Catalysts
- Discipline: Catalysis, materials science
- Language: English
- Edited by: Keith Hohn

Publication details
- History: 2013–present
- Publisher: MDPI
- Frequency: Monthly
- Open access: Yes
- License: CC-BY 4.0
- Impact factor: 4.501 (2021)

Standard abbreviations
- ISO 4: Catalysts

Indexing
- CODEN: CATACJ
- ISSN: 2073-4344
- OCLC no.: 823822338

Links
- Journal homepage;

= Catalysts (journal) =

Catalysts is a monthly peer-reviewed open-access scientific journal covering catalysts and catalyzed reactions. The journal was established in 2013 and is published by MDPI. The journal has a partnership with the Swiss Chemical Society. The editor-in-chief is Keith Hohn (Kansas State University).
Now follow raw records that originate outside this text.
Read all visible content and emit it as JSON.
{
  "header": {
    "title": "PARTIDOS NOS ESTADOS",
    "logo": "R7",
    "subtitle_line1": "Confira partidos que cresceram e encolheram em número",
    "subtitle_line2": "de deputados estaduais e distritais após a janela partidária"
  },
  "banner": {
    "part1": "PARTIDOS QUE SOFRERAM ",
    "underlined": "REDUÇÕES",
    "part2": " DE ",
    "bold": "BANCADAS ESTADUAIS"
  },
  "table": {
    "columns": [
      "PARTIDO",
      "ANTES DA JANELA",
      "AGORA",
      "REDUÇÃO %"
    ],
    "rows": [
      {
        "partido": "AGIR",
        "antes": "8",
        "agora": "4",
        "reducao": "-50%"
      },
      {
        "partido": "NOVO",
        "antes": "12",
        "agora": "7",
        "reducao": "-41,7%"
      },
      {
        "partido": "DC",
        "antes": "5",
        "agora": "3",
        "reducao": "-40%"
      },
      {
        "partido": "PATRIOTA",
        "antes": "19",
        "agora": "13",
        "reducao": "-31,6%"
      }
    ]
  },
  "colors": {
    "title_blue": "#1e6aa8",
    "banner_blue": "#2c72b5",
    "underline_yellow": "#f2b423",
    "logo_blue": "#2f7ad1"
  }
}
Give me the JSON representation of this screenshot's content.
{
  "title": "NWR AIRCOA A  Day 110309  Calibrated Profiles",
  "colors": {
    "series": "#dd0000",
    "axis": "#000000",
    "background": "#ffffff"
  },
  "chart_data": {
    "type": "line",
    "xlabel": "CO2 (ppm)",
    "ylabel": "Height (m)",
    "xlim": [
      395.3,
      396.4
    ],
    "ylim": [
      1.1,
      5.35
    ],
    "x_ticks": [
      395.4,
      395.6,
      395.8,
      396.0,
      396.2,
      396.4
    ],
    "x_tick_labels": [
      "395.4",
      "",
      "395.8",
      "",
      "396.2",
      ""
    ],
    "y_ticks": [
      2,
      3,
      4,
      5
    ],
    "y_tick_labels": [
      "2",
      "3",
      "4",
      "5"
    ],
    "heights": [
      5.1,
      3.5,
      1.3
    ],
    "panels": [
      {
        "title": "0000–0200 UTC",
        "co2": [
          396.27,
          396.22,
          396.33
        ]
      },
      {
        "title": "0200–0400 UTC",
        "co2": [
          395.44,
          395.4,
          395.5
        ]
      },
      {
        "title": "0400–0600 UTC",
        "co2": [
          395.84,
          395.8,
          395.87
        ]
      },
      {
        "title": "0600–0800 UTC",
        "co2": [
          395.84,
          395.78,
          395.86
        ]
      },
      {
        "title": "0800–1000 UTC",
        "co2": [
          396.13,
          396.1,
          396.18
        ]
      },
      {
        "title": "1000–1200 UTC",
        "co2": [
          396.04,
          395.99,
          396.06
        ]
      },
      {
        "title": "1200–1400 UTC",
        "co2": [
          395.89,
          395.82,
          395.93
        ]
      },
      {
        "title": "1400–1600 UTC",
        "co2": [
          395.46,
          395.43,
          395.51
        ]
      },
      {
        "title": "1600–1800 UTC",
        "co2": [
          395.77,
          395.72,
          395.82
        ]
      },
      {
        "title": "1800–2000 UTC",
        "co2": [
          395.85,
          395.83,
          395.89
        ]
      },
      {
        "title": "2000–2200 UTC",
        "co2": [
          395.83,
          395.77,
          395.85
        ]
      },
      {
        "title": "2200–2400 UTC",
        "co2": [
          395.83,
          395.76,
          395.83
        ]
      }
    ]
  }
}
== Abstracting and indexing ==
The journal is abstracted and indexed in:

- Chemical Abstracts Service
- Current Contents/Physical, Chemical & Earth Sciences
- EBSCO databases
- Inspec
- METADEX
- Polymer Library
- ProQuest databases
- Science Citation Index Expanded
- Scopus

According to the Journal Citation Reports, the journal has a 2020 impact factor of 4.146.